安倍政権の成長戦略では、「女性の活躍促進」を大々的に掲げています。働く女性を増やし、管理職への女性登用を進めることで、社会で活躍する女性を増やそうとしています。しかし、女性の社会進出は、「男女雇用機会均等法」の成立以前よりいわれていることです。なぜ今、「女性の活躍促進」が、改めて強調されているのでしょうか?
日本では少子高齢化の進行で、将来的に労働力人口が減少していきます。人口が減るだけでなく、高齢者の割合が高まることで、現役世代の負担は大きくなっていきます。そこで政府は、「我が国最大の潜在力」として、女性の労働力に期待を寄せているのです。
よって、働きたい女性にとっては、これまでよりも仕事と家庭を両立しやすい社会環境が整うことが期待できます。

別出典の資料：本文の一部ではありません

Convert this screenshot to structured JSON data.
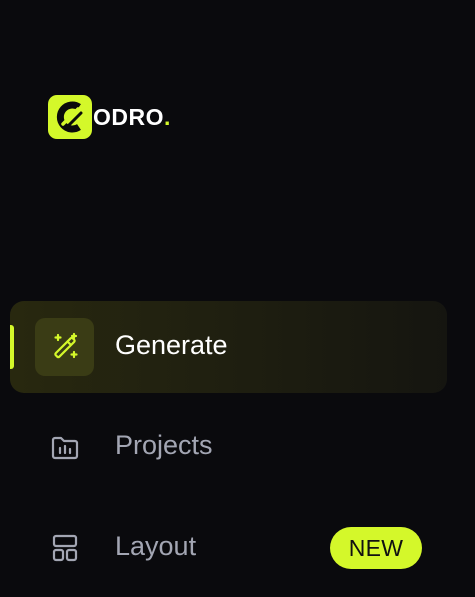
{
  "brand": {
    "logo_text": "ODRO",
    "logo_dot": ".",
    "accent_color": "#d4f82a"
  },
  "nav": {
    "items": [
      {
        "label": "Generate",
        "icon": "magic-wand-icon",
        "active": true
      },
      {
        "label": "Projects",
        "icon": "folder-icon",
        "active": false
      },
      {
        "label": "Layout",
        "icon": "layout-icon",
        "active": false,
        "badge": "NEW"
      }
    ]
  }
}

昨年から政府は、待機児童の解消、育児休業や短時間勤務を選択しやすいような環境の整備、男性の家事・育児への参加促進といった政策を進めています。
ところで、OECD加盟国では、働く女性が多い国ほど出生率も高い傾向があります(※1)。
例えば、フランスやオーストラリア、イギリス、スウェーデン、アメリカなどでは、日本よりも女性の労働力率が高いのですが、合計特殊出生率(※2)(1.9~2.0、日本は1.43 ※3)も高くなっています。
男性だけでなく女性も働いた方が、経済的な余裕が出て、子どもを産み育てやすくなるかもしれません。しかし、実際には仕事と子育ての両立というものは簡単ではないため、女性の就業率が高いと出生率は下がる、という感覚を持つ方が多いのではないでしょうか。
では、OECD加盟国女性の就業率と出生率の高さには、どのような関係があるのでしょう?
以前は、女性の就業率が高い国ほど出生率は低かったのですが、1980年代半ばに逆転しました(※4)。現在、出生率が高い国々では、女性が仕事と家庭を両立できるように社会環境を整備しはじめています。その結果、マイナスの影響がやわらぎ、出生率が上がるようになったのです(※5)。
各国の施策をみると、かつては、フランスの家族手当のような経済的な支援が中心でしたが、1990年代から、保育サービスや育児休業制度などの両立支援もあわせて進められています。
女性が活き活きと輝き、本当の意味で「女性の活躍」を促進するような視点に立つ政策に期待したいものです。